Courage
Are you courageous?
I walked into the exam room as the mother said to me, “She has been waiting for you.” I turned to the mother who was sitting next to a home healthcare nurse. The mother and the nurse were smiling. The nurse turned to the mother. “I don’t think I have ever seen her sit so quietly.” The mother answered, “She loves coming here for her visits.”
I walked over to the young woman sitting in the wheelchair and touched her arm. I had first met her about two decades earlier when I diagnosed her with cerebral palsy. She had limited use of her arms and legs and had difficulty speaking and swallowing yet even as a toddler I remember telling her mother, “Never let anyone tell you she does not understand every word you say.”
“How are you?” I said looking into her knowing eyes. She shook in her chair and said, “Baby” over and over. Throughout her life this was the only word I had ever heard her say. I sat down next to her. “You look great today.” I said. I turned to her mother. “How are you feeling?” “Tired, very tired” she answered. “She loves coming to see you.” “Have you been getting enough sleep?” I asked. She shook her head no. “You have to take care of yourself. We can’t do this without you.” “I know, I know,” She replied. I returned my attention to her daughter who was smiling widely and still saying, “Baby!” “I think I need to take you dancing in that wheelchair.” I said to her as I rolled her chair back slightly. She stiffened her legs and arched her head back. “I think we will be able to do some great spins in that wheelchair.” Everyone smiled as the world disappeared and only the moment remained.
Parents of children with special needs are confronted with unasked-for choices. A child is born who is different from other children. A difference filled with beauty and sadness. Every parent confronted with such an event must make a series of choices.
The first choice is avoidance. There is no greater pain than the pain felt by your child. All parents seek to protect their children from suffering and lack. This genomic drive is imbedded within the psyche of every parent. This results in parents willing to risk and give everything, including life, for their child. This drive encourages a parent to live in a make-believe diorama where horror, pain, suffering and loss are cloaked by avoidance.
Other parents move beyond avoidance and choose to alter or adapt their lives in exchange for opportunities for their child. Such a gift is given with love and seeds hope in the heart of the parent. Happiness is often found as challenges replace opportunities and actions and deeds replace parental dreams and relationships.

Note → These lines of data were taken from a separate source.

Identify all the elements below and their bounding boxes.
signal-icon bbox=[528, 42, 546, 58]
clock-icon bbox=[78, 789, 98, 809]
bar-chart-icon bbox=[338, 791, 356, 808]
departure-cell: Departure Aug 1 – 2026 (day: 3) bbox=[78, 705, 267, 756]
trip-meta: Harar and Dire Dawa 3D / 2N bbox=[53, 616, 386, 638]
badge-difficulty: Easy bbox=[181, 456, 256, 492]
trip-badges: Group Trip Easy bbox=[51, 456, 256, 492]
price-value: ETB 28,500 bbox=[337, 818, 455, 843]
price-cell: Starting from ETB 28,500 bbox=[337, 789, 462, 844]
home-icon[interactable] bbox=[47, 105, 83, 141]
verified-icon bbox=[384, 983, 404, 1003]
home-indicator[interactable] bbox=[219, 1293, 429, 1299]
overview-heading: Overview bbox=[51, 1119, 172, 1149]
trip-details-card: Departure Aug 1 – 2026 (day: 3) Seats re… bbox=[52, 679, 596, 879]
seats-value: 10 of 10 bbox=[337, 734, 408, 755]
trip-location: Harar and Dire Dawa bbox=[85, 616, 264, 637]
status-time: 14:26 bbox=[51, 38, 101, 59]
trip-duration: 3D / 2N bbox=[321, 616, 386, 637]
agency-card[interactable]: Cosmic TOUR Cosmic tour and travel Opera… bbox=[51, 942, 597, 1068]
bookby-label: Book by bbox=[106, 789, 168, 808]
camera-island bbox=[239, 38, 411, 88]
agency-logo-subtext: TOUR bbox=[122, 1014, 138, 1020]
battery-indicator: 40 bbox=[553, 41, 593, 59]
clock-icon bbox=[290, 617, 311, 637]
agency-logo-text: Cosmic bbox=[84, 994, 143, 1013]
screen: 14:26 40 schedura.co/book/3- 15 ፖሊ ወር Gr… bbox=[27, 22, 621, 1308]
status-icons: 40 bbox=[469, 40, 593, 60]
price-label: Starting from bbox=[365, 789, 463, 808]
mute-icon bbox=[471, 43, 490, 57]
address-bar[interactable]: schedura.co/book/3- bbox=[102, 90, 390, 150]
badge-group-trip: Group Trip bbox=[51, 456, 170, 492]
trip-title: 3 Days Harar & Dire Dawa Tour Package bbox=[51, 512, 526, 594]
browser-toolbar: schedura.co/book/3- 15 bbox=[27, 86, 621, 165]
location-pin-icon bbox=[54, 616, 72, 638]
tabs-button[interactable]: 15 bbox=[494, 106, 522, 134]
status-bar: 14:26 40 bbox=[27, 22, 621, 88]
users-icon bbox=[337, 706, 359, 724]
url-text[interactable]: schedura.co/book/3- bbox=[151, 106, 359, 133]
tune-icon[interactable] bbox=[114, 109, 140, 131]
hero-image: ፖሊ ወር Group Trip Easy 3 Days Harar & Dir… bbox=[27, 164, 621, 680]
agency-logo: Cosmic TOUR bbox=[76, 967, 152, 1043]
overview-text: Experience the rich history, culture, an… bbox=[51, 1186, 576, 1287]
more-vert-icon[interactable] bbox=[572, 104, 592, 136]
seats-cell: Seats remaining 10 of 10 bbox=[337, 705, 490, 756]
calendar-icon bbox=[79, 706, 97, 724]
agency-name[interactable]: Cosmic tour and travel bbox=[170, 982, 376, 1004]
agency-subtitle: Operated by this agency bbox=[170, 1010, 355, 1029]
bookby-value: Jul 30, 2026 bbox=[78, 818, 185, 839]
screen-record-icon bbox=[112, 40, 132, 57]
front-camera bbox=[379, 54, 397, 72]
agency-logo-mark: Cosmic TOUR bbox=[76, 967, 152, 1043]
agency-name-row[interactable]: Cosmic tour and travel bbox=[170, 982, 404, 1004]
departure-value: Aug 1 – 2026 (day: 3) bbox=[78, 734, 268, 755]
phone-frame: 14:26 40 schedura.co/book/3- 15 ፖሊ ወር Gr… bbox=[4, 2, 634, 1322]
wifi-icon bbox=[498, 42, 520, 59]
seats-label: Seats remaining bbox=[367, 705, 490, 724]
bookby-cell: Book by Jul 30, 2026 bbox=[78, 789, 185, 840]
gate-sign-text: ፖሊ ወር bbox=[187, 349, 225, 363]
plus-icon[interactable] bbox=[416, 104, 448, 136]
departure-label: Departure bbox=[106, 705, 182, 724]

A final choice available to parents is to accept and live in the present rather than the past or the future. By living in the now these parents realize their child came into this world having made a choice. A choice to experience a life chosen with foresight and understanding in exchange for the knowledge and experience it would provide. A life filled with emotional and physical difficulty, suffering and sadness yet overflowing with joy from the words and touch of those they love.
When I touched her arm that day, heard the joy in her voice and saw the love in her mother’s eyes, I remembered what her mother and I had talked about almost two decades earlier. “Her body did not fail her,” I told her mother. “Her cerebral palsy has freed her to live a life where her acceptance has given each of us the ability to replace fear, anger, anguish and grief with our own acceptance and love.”
When she was an infant I held her in my arms and heard the song of her voice. I knew but had not yet seen. Now, on this day, two decades wiser, my heart opened as we danced under a shimmering light projected through this child and mother both overflowing with life, love and courage.